Baker Beach, California
A public beach on the northwest part of the San Francisco peninsula, Baker Beach offers unobstructed views of the Golden Gate bridge and the hilly Marin Headlands. While you're there, you can grill, hike, picnic, look out for porpoises in the Gulf of the Farallones, or sunbathe (clothes are optional in the northern area).
This tiny resort town 45 minutes south of Portland comes to life from June through August, when tourists flock to experience the "vacationland" side of Maine. They won't be disappointed by Ogunquit Beach, which has pillowy-soft dunes, picturesque beach cottages, and is widely considered the best beach in the state.
Whitehaven Beach, Australia
The most photographed beach in all of Australia, Whitehaven sits on the shore of an island called Whitsunday off the shores of northeast Queensland.

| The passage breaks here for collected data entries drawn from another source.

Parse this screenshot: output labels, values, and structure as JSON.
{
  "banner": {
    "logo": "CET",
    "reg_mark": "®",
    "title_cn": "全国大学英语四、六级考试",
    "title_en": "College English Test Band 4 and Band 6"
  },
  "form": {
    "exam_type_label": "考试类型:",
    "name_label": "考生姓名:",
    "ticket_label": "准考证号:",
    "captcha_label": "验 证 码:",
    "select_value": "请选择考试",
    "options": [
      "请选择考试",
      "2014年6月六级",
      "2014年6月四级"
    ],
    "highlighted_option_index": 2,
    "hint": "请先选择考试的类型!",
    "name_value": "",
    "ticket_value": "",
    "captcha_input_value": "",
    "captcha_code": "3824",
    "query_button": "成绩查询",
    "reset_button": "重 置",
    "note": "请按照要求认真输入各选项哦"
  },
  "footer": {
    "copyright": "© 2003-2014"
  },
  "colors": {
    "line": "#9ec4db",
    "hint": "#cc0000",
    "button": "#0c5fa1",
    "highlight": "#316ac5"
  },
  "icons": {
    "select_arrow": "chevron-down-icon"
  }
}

Walk along the four miles of snow-white sand to a lookout called Tongue Point, where you'll have an ideal view of a trippy fusion of colors that appear when the water and sand collide during low tide.
Plum Island, Massachusetts
Named for the wild beach plum shrubs that naturally grow in its dunes, Plum Island consists of 11 miles of rugged, windblown land off the northeast coast of Massachusetts. Though the waters of the North Atlantic are notoriously cold, brave swimmers will be rewarded with a brisk, refreshing feeling that's much-needed on hot summer days.
Little Kaiterteri, New Zealand
The small seaside town of Kaiteriteri overlooks the clear turquoise water of Tasman Bay and isn't far from a national park called Abel Tasman. It's no wonder that the natural beauty of both the town and beach have been well-preserved.
Hainan Island, China
Hainan, China's biggest tropical island, comes complete with palm trees, balmy temperatures, and azure sea and skies. Kick off your visit with a day at a beach called Tianya Haijiao (literal translation: Heaven's Edge Sea's Corner). Heaven indeed.